The building will now be converted into four units, one of which will have three bedrooms and the rest four bedrooms. Each will have separate access at the front and private garden areas at the rear, while the existing car park will be mostly retained with 14 spaces.

An adjoining bungalow, which formerly served the health centre as a pharmacy and office, already has planning permission to become either a children’s home or another residential property.

According to the operator,  Central and Southern Homes, no more than six children, aged between eight and 18, will live across the four homes at any one time.

However, 15 objections were raised to the application, including that the home would be “a recipe for anti-social behaviour,” along with a loss of privacy and further pressure on the limited parking in the area.

Speaking at the meeting on Wednesday, January 4, objector Steve Howells asked members to think back to why they became councillors in the first place.

“I would hope that for most of you, it’s got something to do with wanting to represent your communities and stand up for their interests, not just rubber-stamping applications made by opportunistic developers from outside of the county looking to snap up sites at bargain basement prices and make a killing from the vast sums of money available from the government for so-called residential care,” he said.

“There’s ample planning grounds on which to reject this application – the sheer scale of it being just one,” added Mr Howells, who also criticised a “huge” 1.8-metre-high fence that would be going up around the site.

But Katie Howard, representing the applicant Central and Southern Homes, said the company “looks to provide local homes for local children” and that its existing homes were all recently rated as good by Ofsted.

“I understand people’s concerns around children in care, but actually children in care deserve to live in their own local authorities as well,” she said.

“There is no reason why Devon children, when they have to be brought into care because they’ve suffered abuse or vulnerability in their own home, should then be moved out to a local authority outside and lose those family connections.

“What we’re doing is trying to provide these homes for those children.”

Ms Howard also told the meeting that children will be “highly supported”, including being supervised when visiting the local park, and claimed: “Actually, a lot of times children’s homes can positively impact a community.”

Debating the plan, Councillor Polly Colthorpe (Conservative, Way ward), said she could understand why locals “may feel anxiety about this”, but told the committee it is “always difficult to find appropriate places (for children in care)”.
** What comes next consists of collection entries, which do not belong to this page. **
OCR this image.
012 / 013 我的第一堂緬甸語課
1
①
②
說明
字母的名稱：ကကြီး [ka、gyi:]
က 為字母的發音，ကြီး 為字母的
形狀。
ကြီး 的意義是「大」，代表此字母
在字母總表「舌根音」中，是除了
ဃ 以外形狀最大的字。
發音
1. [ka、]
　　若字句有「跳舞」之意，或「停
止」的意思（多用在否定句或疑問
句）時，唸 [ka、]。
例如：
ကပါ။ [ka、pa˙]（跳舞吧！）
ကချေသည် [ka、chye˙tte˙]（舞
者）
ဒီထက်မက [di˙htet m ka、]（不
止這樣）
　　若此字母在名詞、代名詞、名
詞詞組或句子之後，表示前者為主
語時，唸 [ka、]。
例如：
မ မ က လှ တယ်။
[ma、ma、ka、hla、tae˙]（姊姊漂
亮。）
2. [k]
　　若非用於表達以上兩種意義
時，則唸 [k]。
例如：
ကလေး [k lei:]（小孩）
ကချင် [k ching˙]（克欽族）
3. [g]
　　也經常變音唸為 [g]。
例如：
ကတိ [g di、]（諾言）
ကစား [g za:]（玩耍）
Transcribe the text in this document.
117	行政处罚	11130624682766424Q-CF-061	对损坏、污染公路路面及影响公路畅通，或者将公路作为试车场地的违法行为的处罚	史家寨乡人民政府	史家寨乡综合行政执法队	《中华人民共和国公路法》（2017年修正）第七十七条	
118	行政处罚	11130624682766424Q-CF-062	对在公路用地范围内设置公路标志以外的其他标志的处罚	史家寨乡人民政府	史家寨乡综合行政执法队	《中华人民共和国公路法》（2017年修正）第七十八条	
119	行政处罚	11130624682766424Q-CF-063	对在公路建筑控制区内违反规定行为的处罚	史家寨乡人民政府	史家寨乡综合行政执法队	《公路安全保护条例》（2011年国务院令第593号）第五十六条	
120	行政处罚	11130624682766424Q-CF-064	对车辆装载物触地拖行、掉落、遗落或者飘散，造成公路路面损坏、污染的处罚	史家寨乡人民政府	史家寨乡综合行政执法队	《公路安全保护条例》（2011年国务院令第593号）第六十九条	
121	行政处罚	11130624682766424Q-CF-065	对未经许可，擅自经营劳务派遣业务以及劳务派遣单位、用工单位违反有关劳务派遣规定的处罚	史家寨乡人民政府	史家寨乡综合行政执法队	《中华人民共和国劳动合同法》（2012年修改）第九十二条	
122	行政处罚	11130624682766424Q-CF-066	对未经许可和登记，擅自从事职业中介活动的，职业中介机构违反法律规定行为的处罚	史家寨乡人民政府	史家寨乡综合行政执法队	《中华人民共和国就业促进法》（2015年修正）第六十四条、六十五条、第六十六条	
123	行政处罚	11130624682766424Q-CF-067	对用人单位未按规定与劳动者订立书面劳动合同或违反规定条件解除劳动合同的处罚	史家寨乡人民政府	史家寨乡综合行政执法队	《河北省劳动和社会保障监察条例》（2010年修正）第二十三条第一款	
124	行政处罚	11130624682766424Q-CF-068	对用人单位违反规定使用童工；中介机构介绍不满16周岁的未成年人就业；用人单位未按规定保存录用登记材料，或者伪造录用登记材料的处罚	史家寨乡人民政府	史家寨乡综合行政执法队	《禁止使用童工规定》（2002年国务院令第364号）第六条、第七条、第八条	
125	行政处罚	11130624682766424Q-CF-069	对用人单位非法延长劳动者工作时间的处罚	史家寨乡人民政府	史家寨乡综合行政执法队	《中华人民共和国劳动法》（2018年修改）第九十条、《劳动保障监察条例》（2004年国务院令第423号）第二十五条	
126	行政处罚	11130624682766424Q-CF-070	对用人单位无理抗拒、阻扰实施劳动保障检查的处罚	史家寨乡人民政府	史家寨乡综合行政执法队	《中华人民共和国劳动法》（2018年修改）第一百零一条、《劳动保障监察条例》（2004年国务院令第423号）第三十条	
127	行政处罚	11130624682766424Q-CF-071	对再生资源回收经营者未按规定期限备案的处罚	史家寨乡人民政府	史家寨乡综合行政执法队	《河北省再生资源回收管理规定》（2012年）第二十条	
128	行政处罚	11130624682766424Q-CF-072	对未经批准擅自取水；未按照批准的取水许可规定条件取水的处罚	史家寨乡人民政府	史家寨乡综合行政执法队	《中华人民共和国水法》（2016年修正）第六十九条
Cllr Colthorpe believed it was “a very small number of children in the context and they are likely to be of varying ages”, adding that she thought children of that age tended not to hang around and play with those significantly older or younger.

“So, that these children pose any kind of a threat I find difficult to believe, given that the whole idea is to integrate these children better into society,” she concluded.

Councillors approved the application unanimously.